Anti-Money Laundering Program – Some Key Questions

QUESTION
We are unsure of a few anti-money laundering issues. We know that you probably come across some of these issues all the time in your AML testing. Please enlighten us on how to deal with these questions.
  1. After the filing of one or more SARs, what do we do if law enforcement contacts us requesting more specific information about the suspicious activity or requesting supporting documentation, and also if a law enforcement agency tells us that it does not intend to investigate the matter reported on the SAR?
  2. Do we file the SAR on activity deemed to be suspicious even when a portion of the activity occurs outside of the United States or the funds involved in the activity originated from outside the United States?
  3. Should we close an account (i.e., a loan application), if we identify suspicious activity?
  4. How do we decide to extend the SAR filing period passed the 30-day rule requirement?
  5. What should be done during an AML Program test?

ANSWER
Over the years our AML tests and risk assessments have given us considerable insight into the FinCEN requirements for residential mortgage lenders and originators. 

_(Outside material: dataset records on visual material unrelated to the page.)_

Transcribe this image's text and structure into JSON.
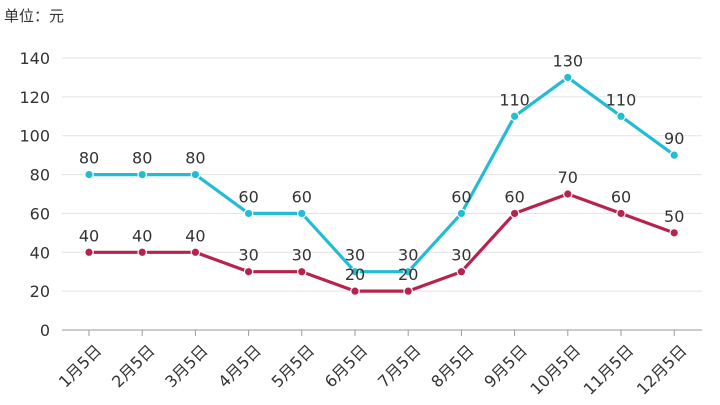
{
  "chart_data": {
    "type": "line",
    "unit_label": "单位：元",
    "categories": [
      "1月5日",
      "2月5日",
      "3月5日",
      "4月5日",
      "5月5日",
      "6月5日",
      "7月5日",
      "8月5日",
      "9月5日",
      "10月5日",
      "11月5日",
      "12月5日"
    ],
    "series": [
      {
        "name": "series-1",
        "color": "#22bcd4",
        "values": [
          80,
          80,
          80,
          60,
          60,
          30,
          30,
          60,
          110,
          130,
          110,
          90
        ]
      },
      {
        "name": "series-2",
        "color": "#b8234d",
        "values": [
          40,
          40,
          40,
          30,
          30,
          20,
          20,
          30,
          60,
          70,
          60,
          50
        ]
      }
    ],
    "ylim": [
      0,
      140
    ],
    "yticks": [
      0,
      20,
      40,
      60,
      80,
      100,
      120,
      140
    ],
    "grid": true,
    "legend": "none"
  }
}
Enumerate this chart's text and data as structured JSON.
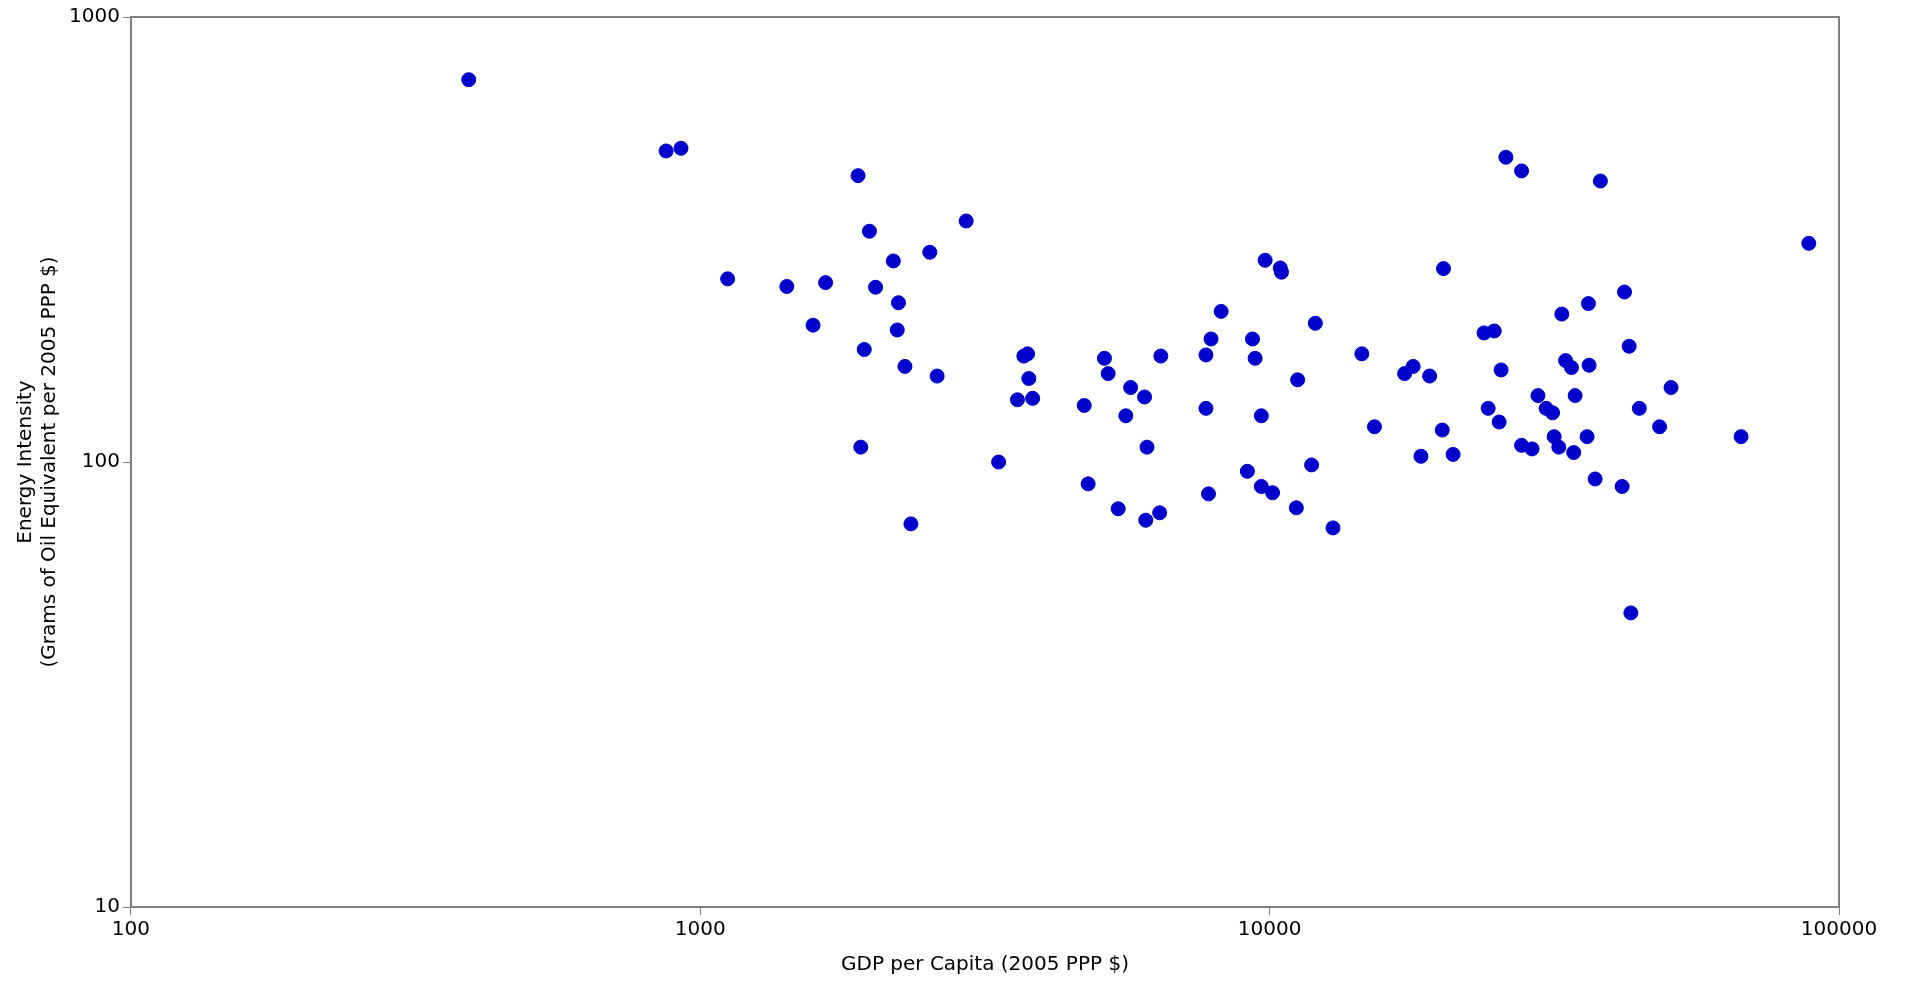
{
  "chart_data": {
    "type": "scatter",
    "xlabel": "GDP per Capita (2005 PPP $)",
    "ylabel": "Energy Intensity\n(Grams of Oil Equivalent per 2005 PPP $)",
    "log": "xy",
    "xlim": [
      100,
      100000
    ],
    "xticks": [
      100,
      1000,
      10000,
      100000
    ],
    "ylim": [
      10,
      1000
    ],
    "yticks": [
      10,
      100,
      1000
    ],
    "grid": false,
    "legend": false,
    "marker": "circle",
    "series": [
      {
        "color": "#0000cc",
        "x": [
          392,
          871,
          925,
          1893,
          1117,
          1419,
          1660,
          1578,
          1982,
          2183,
          2032,
          2229,
          2530,
          2931,
          1941,
          2218,
          2288,
          2606,
          1914,
          2344,
          3342,
          3606,
          3701,
          3758,
          3776,
          3835,
          4725,
          4800,
          5127,
          5205,
          5420,
          5590,
          5700,
          6030,
          6090,
          6060,
          6410,
          6440,
          7730,
          7890,
          8220,
          7730,
          7810,
          9330,
          9430,
          9670,
          9140,
          9670,
          9820,
          10120,
          10440,
          10490,
          11200,
          11140,
          11850,
          12030,
          12920,
          14520,
          15280,
          17260,
          17870,
          18440,
          19100,
          20100,
          20200,
          21000,
          23800,
          24800,
          24200,
          25300,
          25500,
          26000,
          27700,
          27700,
          28900,
          29600,
          30600,
          31400,
          31600,
          32200,
          32600,
          33100,
          33900,
          34200,
          34400,
          36100,
          36300,
          36400,
          37300,
          38100,
          41600,
          42000,
          42800,
          43100,
          44600,
          48400,
          50700,
          67300,
          88500
        ],
        "values": [
          723,
          500,
          507,
          440,
          258,
          248,
          253,
          203,
          330,
          283,
          247,
          228,
          296,
          348,
          179,
          198,
          164,
          156,
          108,
          72.6,
          100,
          138,
          173,
          175,
          154,
          139,
          134,
          89.3,
          171,
          158,
          78.5,
          127,
          147,
          140,
          108,
          74,
          76.9,
          173,
          174,
          189,
          218,
          132,
          84.8,
          189,
          171,
          127,
          95.3,
          88.1,
          284,
          85.3,
          273,
          267,
          153,
          78.9,
          98.5,
          205,
          71.1,
          175,
          120,
          158,
          164,
          103,
          156,
          118,
          272,
          104,
          195,
          197,
          132,
          123,
          161,
          484,
          451,
          109,
          107,
          141,
          132,
          129,
          114,
          108,
          215,
          169,
          163,
          105,
          141,
          114,
          227,
          165,
          91.6,
          428,
          88.1,
          241,
          182,
          45.8,
          132,
          120,
          147,
          114,
          310
        ]
      }
    ]
  }
}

Your questions are good and reflect the concerns of many financial institutions. Here follows some guidance responsive to your questions.
  1. If conduct continues for which a SAR has been filed, companies should report continuing suspicious activity with a SAR being filed at least every 90 days, even if a law enforcement agency has declined to investigate or there is the knowledge that an investigation has begun. Moreover, the information contained in a SAR that one law enforcement agency has declined to investigate may be of interest to other law enforcement agencies, as well as supervisory agencies.
  2. Although foreign-located operations of U.S. companies are not required to file SARs, a financial institution may wish to file a SAR with regard to suspicious activity that occurs outside the United States that is so egregious that it has the potential to cause harm to the entire organization.
  3. Closing a customer account as the result of the suspicious activity is a determination to make in light of the information available. Filing a SAR, on its own, should not necessarily be the basis for terminating a customer relationship. Rather, a determination should be made with the knowledge of the facts and circumstances giving rise to the SAR filing, as well as other available information that could tend to impact on such a decision. When faced with this decision, it may be advisable to include the organization's counsel, as well as other senior staff, in such determinations.
  4. SAR rules require that a SAR is filed no later than 30 calendar days from the date of the initial detection of the suspicious activity, unless no suspect can be identified, in which case, the time period for filing a SAR is extended to 60 days. The fact that a review of customer activity or transactions is determined to be needed is not necessarily indicative of the need to file a SAR, even if a reasonable review of the activity or transactions might take an extended period of time. The time to file a SAR starts when the financial institution, in the course of its review or on account of other factors, reaches the position in which it knows, or has reason to suspect, that the activity and/or transactions under review meet one or more definitions of suspicious activity.
  5. The AML Program test should provide a fair and unbiased appraisal of each of the required elements of the anti-money laundering program, including its Bank Secrecy Act (“BSA”) policies, procedures, internal controls, recordkeeping and reporting functions, and training. The test should consider internal controls and transactional systems and procedures to identify problems and weaknesses and, if necessary, recommend to management appropriate corrective actions. The test also should cover all anti-money laundering program actions taken by – or defined as part of the responsibility of – the designated compliance officer, including a determination of the level of money laundering risks faced by the business, the frequency of BSA anti-money laundering training for employees, and the adoption of procedures for implementation and oversight of program-related controls and transactional systems. A risk rating should be provided to assess continuity over time.